Unlike prior PIP statutes that applied the “usual and customary” standard to determine allowable charges for medical services, Florida’s 2008 version (627.736), mostly mandates that allowable charges are 200% of prospective payments for the same services under Medicare Parts A & B. (Main exceptions: emergency transportation and emergency hospital services.)

For the most part, the Medicare tie-in reduces the amounts payable to medical providers, and because the PIP statute also explicity prohibits medical providers from balance billing beyond the 20% remaining after PIP’s 80% payment of allowable charges (627.736(5)(a)5.), the Plaintiff’s (patient) out-of-pocket medical expenses are likewise reduced. No longer may a medical provider seek full reimbursement from the patient for charges unpaid after the receipt of PIP payments. Doing so under the 2008 PIP statute is an actionable offense.

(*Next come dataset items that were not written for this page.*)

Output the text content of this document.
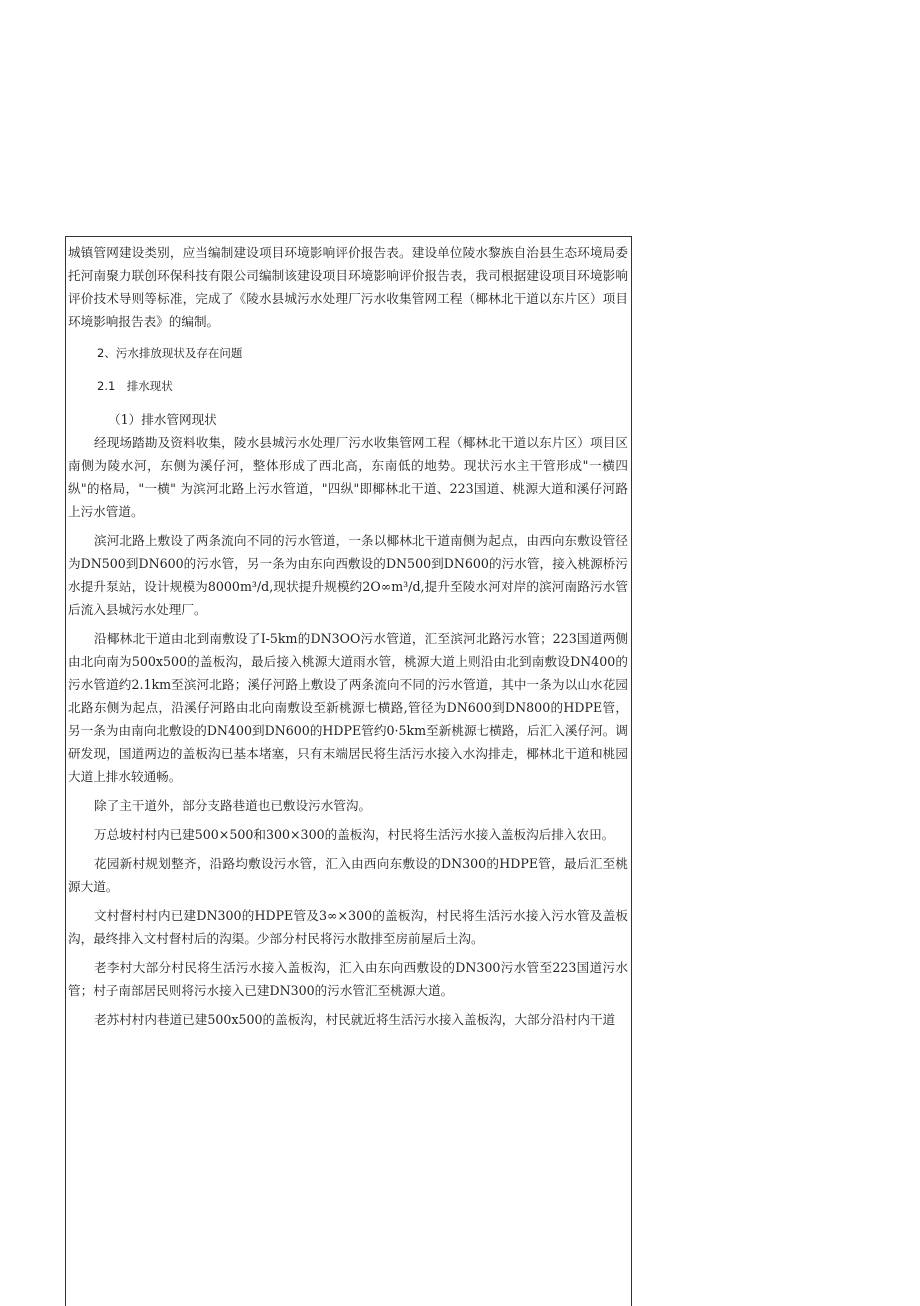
城镇管网建设类别，应当编制建设项目环境影响评价报告表。建设单位陵水黎族自治县生态环境局委托河南聚力联创环保科技有限公司编制该建设项目环境影响评价报告表，我司根据建设项目环境影响评价技术导则等标准，完成了《陵水县城污水处理厂污水收集管网工程（椰林北干道以东片区）项目环境影响报告表》的编制。

2、污水排放现状及存在问题

2.1　排水现状

（1）排水管网现状

经现场踏勘及资料收集，陵水县城污水处理厂污水收集管网工程（椰林北干道以东片区）项目区南侧为陵水河，东侧为溪仔河，整体形成了西北高，东南低的地势。现状污水主干管形成"一横四纵"的格局，"一横" 为滨河北路上污水管道，"四纵"即椰林北干道、223国道、桃源大道和溪仔河路上污水管道。

滨河北路上敷设了两条流向不同的污水管道，一条以椰林北干道南侧为起点，由西向东敷设管径为DN500到DN600的污水管，另一条为由东向西敷设的DN500到DN600的污水管，接入桃源桥污水提升泵站，设计规模为8000m³/d,现状提升规模约2O∞m³/d,提升至陵水河对岸的滨河南路污水管后流入县城污水处理厂。

沿椰林北干道由北到南敷设了I-5km的DN3OO污水管道，汇至滨河北路污水管；223国道两侧由北向南为500x500的盖板沟，最后接入桃源大道雨水管，桃源大道上则沿由北到南敷设DN400的污水管道约2.1km至滨河北路；溪仔河路上敷设了两条流向不同的污水管道，其中一条为以山水花园北路东侧为起点，沿溪仔河路由北向南敷设至新桃源七横路,管径为DN600到DN800的HDPE管，另一条为由南向北敷设的DN400到DN600的HDPE管约0·5km至新桃源七横路，后汇入溪仔河。调研发现，国道两边的盖板沟已基本堵塞，只有末端居民将生活污水接入水沟排走，椰林北干道和桃园大道上排水较通畅。

除了主干道外，部分支路巷道也已敷设污水管沟。

万总坡村村内已建500×500和300×300的盖板沟，村民将生活污水接入盖板沟后排入农田。

花园新村规划整齐，沿路均敷设污水管，汇入由西向东敷设的DN300的HDPE管，最后汇至桃源大道。

文村督村村内已建DN300的HDPE管及3∞×300的盖板沟，村民将生活污水接入污水管及盖板沟，最终排入文村督村后的沟渠。少部分村民将污水散排至房前屋后土沟。

老李村大部分村民将生活污水接入盖板沟，汇入由东向西敷设的DN300污水管至223国道污水管；村子南部居民则将污水接入已建DN300的污水管汇至桃源大道。

老苏村村内巷道已建500x500的盖板沟，村民就近将生活污水接入盖板沟，大部分沿村内干道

Accordingly, for motor vehicle accident attorneys and bodily injury adusters, the calculation of out-of-pocket medical expenses in small to medium-sized claims is as simple as 1, 2, 3. Out-of-pocket expenses are 20% of allowable charges, a determination made from reviewing the PIP Log or Explanation of Benefits documents,

(Matters become more complicated where the Plaintiff has sustained an income loss and/or PIP has exhausted without covering all allowable medical charges.)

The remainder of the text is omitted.